ABSTRACT

This chapter analyzes “Amor’s” operetta, explaining Diego’s use of stylistic innovations inspired by Cervantes. The misconception that Góngora’s work exerted a strong influence over Diego’s Fábula is addressed. The meaning of the time marker Góngora 1927 is clarified. Examples of influence from Cervantes’s early work, which was, in turn, inspired by the commedia dell’arte, are pointed out. Diego’s personifications of the two melodies, named Equis and Zeda, echo a slapstick joke, or lazzo, that Cervantes deploys in El Retablo de las maravillas.

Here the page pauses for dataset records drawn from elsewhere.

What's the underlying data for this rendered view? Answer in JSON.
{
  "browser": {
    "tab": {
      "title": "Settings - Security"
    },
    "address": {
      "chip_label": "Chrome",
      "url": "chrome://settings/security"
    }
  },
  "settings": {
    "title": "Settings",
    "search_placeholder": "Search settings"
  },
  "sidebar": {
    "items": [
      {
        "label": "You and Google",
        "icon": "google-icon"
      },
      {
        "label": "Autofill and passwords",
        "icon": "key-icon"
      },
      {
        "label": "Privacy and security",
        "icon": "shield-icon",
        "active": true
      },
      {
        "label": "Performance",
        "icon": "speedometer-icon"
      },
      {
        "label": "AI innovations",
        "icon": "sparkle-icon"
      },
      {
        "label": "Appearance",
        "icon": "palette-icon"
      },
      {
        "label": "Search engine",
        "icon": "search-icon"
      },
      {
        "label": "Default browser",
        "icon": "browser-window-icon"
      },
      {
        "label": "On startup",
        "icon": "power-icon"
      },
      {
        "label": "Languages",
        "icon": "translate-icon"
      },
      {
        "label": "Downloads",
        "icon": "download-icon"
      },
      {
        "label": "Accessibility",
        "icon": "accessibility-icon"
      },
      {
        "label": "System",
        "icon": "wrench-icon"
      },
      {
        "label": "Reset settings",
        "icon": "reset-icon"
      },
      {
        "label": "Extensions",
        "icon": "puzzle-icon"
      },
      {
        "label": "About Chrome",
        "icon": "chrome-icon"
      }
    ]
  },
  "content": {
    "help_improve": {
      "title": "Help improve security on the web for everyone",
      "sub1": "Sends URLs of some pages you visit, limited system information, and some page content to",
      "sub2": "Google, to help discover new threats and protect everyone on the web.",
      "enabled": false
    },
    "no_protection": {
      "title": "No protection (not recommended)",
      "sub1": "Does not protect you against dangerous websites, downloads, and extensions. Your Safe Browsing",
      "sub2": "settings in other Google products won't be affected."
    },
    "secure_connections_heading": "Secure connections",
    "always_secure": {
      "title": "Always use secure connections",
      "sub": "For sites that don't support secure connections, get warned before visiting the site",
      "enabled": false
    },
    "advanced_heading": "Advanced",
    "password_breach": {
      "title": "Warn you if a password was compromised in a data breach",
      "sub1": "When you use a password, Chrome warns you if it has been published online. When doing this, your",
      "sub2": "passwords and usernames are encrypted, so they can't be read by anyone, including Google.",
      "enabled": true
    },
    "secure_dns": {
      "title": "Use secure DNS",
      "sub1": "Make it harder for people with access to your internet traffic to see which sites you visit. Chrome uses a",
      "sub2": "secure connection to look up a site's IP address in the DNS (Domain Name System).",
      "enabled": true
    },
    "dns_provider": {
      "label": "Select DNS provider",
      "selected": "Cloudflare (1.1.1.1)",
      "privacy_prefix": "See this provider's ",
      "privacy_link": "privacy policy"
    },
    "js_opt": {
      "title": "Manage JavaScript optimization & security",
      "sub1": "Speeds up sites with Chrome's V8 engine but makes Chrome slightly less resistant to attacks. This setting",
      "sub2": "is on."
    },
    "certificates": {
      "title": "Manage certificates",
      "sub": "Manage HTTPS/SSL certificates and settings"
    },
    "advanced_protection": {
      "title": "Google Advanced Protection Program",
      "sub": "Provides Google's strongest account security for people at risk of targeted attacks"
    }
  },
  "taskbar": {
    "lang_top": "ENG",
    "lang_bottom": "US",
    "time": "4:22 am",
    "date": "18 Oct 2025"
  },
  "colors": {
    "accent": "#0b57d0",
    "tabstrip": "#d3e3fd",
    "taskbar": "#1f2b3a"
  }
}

The operetta performance reflects the second stage of each of the poem’s three narrative levels: Equis endures a trial involving the deception inflicted by Romanticism’s “music of deception” and by Zeda, the personification of the second melody. With its beginning, middle and end, the performance reflects the Pythagorean meaning of the third number of the tetractys—the number three—that Diego thematically incorporates into “Amor”. The replication in “Amor” of the rhythmic variation and of the quotation technique found in Falla’s Concerto is analyzed. The chapter closes with a discussion of Diego’s canto paralelo, which parodies the secular love song, while respecting the noble voices from the sixteenth and seventeenth centuries to which it gives echo.